Posted Aug 6, 2014 17:00 UTC (Wed) by JGR (subscriber, #93631) [Link]

ffmpeg and libav are non-trivial projects.
Expecting a tool to "easily" find all "bad-code" related bugs seems somewhat optimistic to me.
Arguably the bulk of ffmpeg/libav is in some way involved in handling user-controllable input (ie. audio/video input).

Reconsidering ffmpeg in Debian

Posted Aug 6, 2014 19:01 UTC (Wed) by markh (subscriber, #33984) [Link] (2 responses)

Both projects are already analyzed with Coverity.

ffmpeg: https://scan.coverity.com/projects/54
libav: https://scan.coverity.com/projects/106

Reconsidering ffmpeg in Debian

Posted Aug 7, 2014 16:27 UTC (Thu) by ux (guest, #98231) [Link] (1 responses)

See coverity fixes in FFmpeg: http://git.videolan.org/?p=ffmpeg.git&a=search&h=...

Coverity is quite nice BTW.

Reconsidering ffmpeg in Debian

Posted Aug 13, 2014 8:55 UTC (Wed) by ber (subscriber, #2142) [Link]

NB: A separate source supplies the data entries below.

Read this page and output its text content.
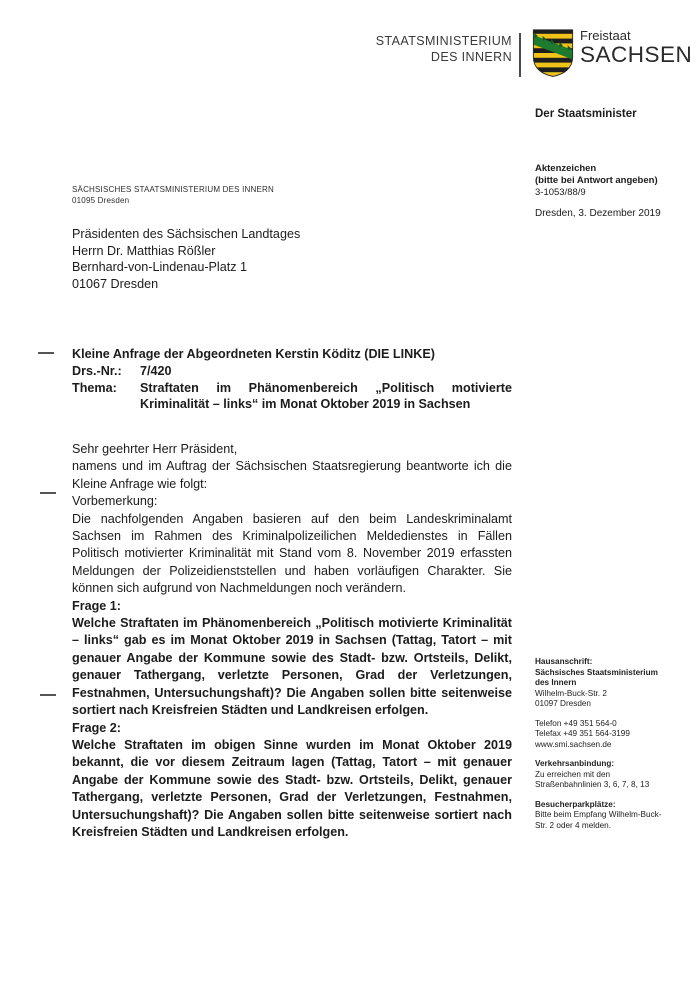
STAATSMINISTERIUM
DES INNERN
Freistaat
SACHSEN
Der Staatsminister
Aktenzeichen
(bitte bei Antwort angeben)
3-1053/88/9
Dresden, 3. Dezember 2019
SÄCHSISCHES STAATSMINISTERIUM DES INNERN
01095 Dresden
Präsidenten des Sächsischen Landtages
Herrn Dr. Matthias Rößler
Bernhard-von-Lindenau-Platz 1
01067 Dresden
Kleine Anfrage der Abgeordneten Kerstin Köditz (DIE LINKE)
Drs.-Nr.:	7/420
Thema:	Straftaten im Phänomenbereich „Politisch motivierte Kriminalität – links“ im Monat Oktober 2019 in Sachsen

Sehr geehrter Herr Präsident,

namens und im Auftrag der Sächsischen Staatsregierung beantworte ich die Kleine Anfrage wie folgt:

Vorbemerkung:

Die nachfolgenden Angaben basieren auf den beim Landeskriminalamt Sachsen im Rahmen des Kriminalpolizeilichen Meldedienstes in Fällen Politisch motivierter Kriminalität mit Stand vom 8. November 2019 erfassten Meldungen der Polizeidienststellen und haben vorläufigen Charakter. Sie können sich aufgrund von Nachmeldungen noch verändern.

Frage 1:

Welche Straftaten im Phänomenbereich „Politisch motivierte Kriminalität – links“ gab es im Monat Oktober 2019 in Sachsen (Tattag, Tatort – mit genauer Angabe der Kommune sowie des Stadt- bzw. Ortsteils, Delikt, genauer Tathergang, verletzte Personen, Grad der Verletzungen, Festnahmen, Untersuchungshaft)? Die Angaben sollen bitte seitenweise sortiert nach Kreisfreien Städten und Landkreisen erfolgen.

Frage 2:

Welche Straftaten im obigen Sinne wurden im Monat Oktober 2019 bekannt, die vor diesem Zeitraum lagen (Tattag, Tatort – mit genauer Angabe der Kommune sowie des Stadt- bzw. Ortsteils, Delikt, genauer Tathergang, verletzte Personen, Grad der Verletzungen, Festnahmen, Untersuchungshaft)? Die Angaben sollen bitte seitenweise sortiert nach Kreisfreien Städten und Landkreisen erfolgen.

Hausanschrift:
Sächsisches Staatsministerium
des Innern
Wilhelm-Buck-Str. 2
01097 Dresden
Telefon +49 351 564-0
Telefax +49 351 564-3199
www.smi.sachsen.de
Verkehrsanbindung:
Zu erreichen mit den Straßenbahnlinien 3, 6, 7, 8, 13
Besucherparkplätze:
Bitte beim Empfang Wilhelm-Buck-Str. 2 oder 4 melden.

Coverity requires you to advertise for it and to not publish their detailed findings at their discretion (last time I've looked into their terms of service). This may be the reason I haven't found studies that compares it to other services. It would not be allowed right away. Also Coverity gets access to your evaluation of seriousness of security defects on their machines (located in the US I presume).
Those are significant drawbacks.

Made me look into stand-a-lone Free Software security checking tools like cppcheck, flawfinder or ASan/TSan/MSan.